I got a lot of support around this on the Romantic Feelings Toward My Therapist section of this site, BTW. What you may encounter over there is an ongoing discussion about whether or not to call the thing transference.

Some people feel the term is pseudo-scientific, imprecise. Others think it's too cold, that it minimizes your feelings.

I heard over and over again, "Transference is just a fancy word for being in love."

Maybe so!

If transference means that we project unfulfilled needs and longings onto another person, then transference is something that infuses most of our relationships in the "real" world. So it's something the mind just does apparently. No shame, no blame!

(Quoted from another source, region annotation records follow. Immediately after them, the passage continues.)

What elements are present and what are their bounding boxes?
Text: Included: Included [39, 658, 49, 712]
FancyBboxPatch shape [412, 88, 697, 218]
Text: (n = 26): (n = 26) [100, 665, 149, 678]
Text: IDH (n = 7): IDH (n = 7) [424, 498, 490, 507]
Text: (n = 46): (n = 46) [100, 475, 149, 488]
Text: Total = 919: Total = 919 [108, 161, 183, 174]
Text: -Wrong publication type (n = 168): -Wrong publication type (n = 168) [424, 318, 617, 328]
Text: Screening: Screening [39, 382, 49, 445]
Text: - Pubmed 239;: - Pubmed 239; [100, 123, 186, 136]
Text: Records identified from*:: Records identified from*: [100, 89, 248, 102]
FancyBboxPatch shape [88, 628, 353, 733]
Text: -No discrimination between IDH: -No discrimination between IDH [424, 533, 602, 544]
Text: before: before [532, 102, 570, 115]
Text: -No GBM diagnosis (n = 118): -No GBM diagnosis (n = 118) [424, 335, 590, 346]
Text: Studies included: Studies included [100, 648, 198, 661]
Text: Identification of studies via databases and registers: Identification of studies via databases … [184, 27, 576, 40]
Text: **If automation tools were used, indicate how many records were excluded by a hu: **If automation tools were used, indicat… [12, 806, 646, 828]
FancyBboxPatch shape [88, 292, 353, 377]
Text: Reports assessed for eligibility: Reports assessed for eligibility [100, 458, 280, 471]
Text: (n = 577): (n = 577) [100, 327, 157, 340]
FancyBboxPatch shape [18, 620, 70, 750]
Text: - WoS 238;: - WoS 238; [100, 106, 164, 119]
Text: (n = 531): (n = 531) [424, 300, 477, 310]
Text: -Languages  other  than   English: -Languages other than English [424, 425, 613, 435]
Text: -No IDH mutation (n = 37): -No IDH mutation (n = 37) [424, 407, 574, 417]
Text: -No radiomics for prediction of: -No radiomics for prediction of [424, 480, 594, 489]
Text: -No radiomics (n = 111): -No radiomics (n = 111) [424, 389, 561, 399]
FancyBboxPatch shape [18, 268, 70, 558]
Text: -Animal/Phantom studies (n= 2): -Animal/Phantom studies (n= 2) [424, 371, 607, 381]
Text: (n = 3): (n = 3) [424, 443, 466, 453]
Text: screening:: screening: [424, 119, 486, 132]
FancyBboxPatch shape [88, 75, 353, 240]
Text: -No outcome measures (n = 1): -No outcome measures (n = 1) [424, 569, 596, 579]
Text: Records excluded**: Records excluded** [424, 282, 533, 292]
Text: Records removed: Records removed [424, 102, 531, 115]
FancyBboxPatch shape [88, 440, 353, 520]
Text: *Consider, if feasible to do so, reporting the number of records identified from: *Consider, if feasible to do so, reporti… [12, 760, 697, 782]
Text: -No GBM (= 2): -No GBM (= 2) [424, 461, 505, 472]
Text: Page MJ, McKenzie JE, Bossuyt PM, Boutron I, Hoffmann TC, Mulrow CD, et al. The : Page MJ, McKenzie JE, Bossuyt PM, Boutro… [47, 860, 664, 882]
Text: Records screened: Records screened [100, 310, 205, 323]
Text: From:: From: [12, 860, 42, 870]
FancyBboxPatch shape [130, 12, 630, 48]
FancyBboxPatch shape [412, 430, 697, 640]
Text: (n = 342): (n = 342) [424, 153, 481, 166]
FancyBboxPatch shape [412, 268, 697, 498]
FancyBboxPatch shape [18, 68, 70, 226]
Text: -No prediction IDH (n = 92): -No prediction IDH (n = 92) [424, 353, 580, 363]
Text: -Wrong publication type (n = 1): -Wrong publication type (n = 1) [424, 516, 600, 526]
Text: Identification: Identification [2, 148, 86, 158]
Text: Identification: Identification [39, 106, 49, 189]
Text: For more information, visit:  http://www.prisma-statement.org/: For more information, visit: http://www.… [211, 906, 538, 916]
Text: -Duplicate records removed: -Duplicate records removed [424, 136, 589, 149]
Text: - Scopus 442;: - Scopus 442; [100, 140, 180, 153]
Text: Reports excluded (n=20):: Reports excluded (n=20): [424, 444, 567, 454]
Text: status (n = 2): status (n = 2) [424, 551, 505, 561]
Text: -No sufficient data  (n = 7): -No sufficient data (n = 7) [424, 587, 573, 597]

The therapeutic encounter is uniquely apt to create this transference stuff I think. Often a therapist is seeking to create exactly this response, on the assumption that it's a critical part of the work. So the therapist guards his or her identity, remains opaque, so that the transference can "take" more or less effortlessly. And then the two of you get to explore together what your feelings mean.

Of course, it's not a game or an academic exercise. That's why therapy is so potentially dangerous. It's painful to be obsessed with your therapist. It's a terrible thing to have your primary relationship be with a person who can't return your affection. The situation is fraught with emotional danger. What's being created, essentially, is a situation where you become a lover whose feelings are not requited. And it's supposed to be that way. And it hurts like hell.

At one point I got really angry with my T for not doing more to help me fall out of love with him. He kept saying, with a sort of exasperated sigh, "Relax, it's part of the process." But he wasn't going through it! He didn't feel my pain! I told him I felt like I was on a conveyor belt, like a cow on the track to slaughter. I said, "It's a humane form of slaughter, maybe, but it IS slaughter." That's how it feels!

So you're right to be wary.

My therapist didn't like the term transference, but I used it as a handy short-cut in session. It sounds scientific, so it takes some of the humiliation out of it when you refer to it. It was so embarassing to describe my erotic fantasies around my T, to him. But he thought it was important to do that.

Sorry this was so rambly. Good luck, and trust your T!